O Cântico da Criaturas e a Reforma
A espiritualidade franciscana protestante do louvor
Por Ir. Rev. Edson — para a OFSE (Ordem Franciscana dos Servos Evangélicos)
Em 1225, São Francisco de Assis entoou o Cântico das Criaturas, também chamado de Cântico do Irmão Sol, oferecendo à Igreja um dos mais belos testemunhos da integração entre fé e criação. O texto, nascido da pobreza e da contemplação, tornou-se uma das expressões mais puras da teologia do louvor. O que muitos esquecem é que esse mesmo espírito atravessou os séculos e reencontrou sua voz na Reforma Protestante, quando o louvor foi novamente reconhecido como resposta livre e viva à graça de Deus.
A OFSE, como expressão contemporânea do franciscanismo protestante, lê o Cântico das Criaturas à luz da Escritura e da Reforma, reconhecendo que, tanto em Francisco quanto em Lutero, há uma mesma paixão pelo Deus encarnado e pela bondade de sua criação. Ambos reagiram à espiritualidade fria e distante do seu tempo. Francisco o fez saindo dos palácios para cantar com os pobres; Lutero, saindo dos claustros para cantar com o povo de Deus.
Martinho Lutero afirmou: “A música é dom de Deus, não invenção humana; ela expulsa o demônio e torna as pessoas alegres” (WA 50, 370). O Cântico das Criaturas reflete o mesmo princípio: a criação é uma sinfonia que louva o Criador. Assim como Lutero traduziu os salmos para que o povo pudesse cantar a fé, Francisco traduziu a criação em louvor para que toda a natureza se tornasse oração.
A teologia reformada da criação, expressa em João Calvino (Institutas, I.14.20), reforça essa mesma visão: “Toda a criação é um espelho no qual podemos contemplar a glória de Deus”. Francisco, sete séculos antes, já havia contemplado essa glória ao chamar o sol, o vento e a água de irmãos e irmãs. Na espiritualidade da OFSE, esses ecos se encontram — a humildade franciscana e a reverência reformada formam uma única melodia de adoração.

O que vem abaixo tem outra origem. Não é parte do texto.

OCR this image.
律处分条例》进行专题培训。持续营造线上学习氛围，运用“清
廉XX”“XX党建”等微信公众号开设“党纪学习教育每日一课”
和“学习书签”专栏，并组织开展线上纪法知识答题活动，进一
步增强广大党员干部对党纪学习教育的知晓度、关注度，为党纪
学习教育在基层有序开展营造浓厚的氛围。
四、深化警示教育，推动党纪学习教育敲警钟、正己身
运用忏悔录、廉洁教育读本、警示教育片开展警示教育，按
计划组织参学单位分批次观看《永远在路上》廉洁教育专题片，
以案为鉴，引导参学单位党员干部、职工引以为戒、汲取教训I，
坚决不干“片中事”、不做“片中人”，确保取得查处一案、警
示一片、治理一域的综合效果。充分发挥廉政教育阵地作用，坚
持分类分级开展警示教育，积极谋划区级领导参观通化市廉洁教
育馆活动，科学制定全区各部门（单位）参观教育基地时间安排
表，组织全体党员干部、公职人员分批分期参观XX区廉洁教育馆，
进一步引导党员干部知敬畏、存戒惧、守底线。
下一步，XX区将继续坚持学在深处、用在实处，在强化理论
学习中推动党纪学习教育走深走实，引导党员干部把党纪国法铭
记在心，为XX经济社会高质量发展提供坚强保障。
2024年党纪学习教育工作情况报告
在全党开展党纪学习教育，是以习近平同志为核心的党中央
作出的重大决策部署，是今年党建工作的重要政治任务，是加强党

Mas o louvor franciscano-protestante não é apenas estético; ele é ético e missionário. Como recorda João Wesley, “a santidade não é outra coisa senão amor em ação” (Sermão 92, Sobre a Santidade Interior e Exterior). O cântico torna-se missão quando se transforma em cuidado, quando o servo evangélico vê no irmão, na criação e nos pobres o rosto de Cristo sofredor. Assim, o louvor se faz serviço.
A Ordem Franciscana dos Servos Evangélicos (OFSE) vive, portanto, essa herança de maneira encarnada: cantar é evangelizar, louvar é servir, contemplar é cuidar. No cântico e na cruz, o servo franciscano reconhece que “dele, por ele e para ele são todas as coisas” (Rm 11.36).
O Cântico das Criaturas, relido à luz da Reforma, é uma ponte espiritual entre Assis e Wittenberg. Em ambos, o Evangelho é redescoberto como liberdade e gratidão. Na OFSE, celebramos esse cântico não como relíquia medieval, mas como oração viva do coração protestante que crê, trabalha e louva — porque, em Cristo, “toda a criação geme e aguarda” (Rm 8.22), mas também canta a esperança de sua redenção.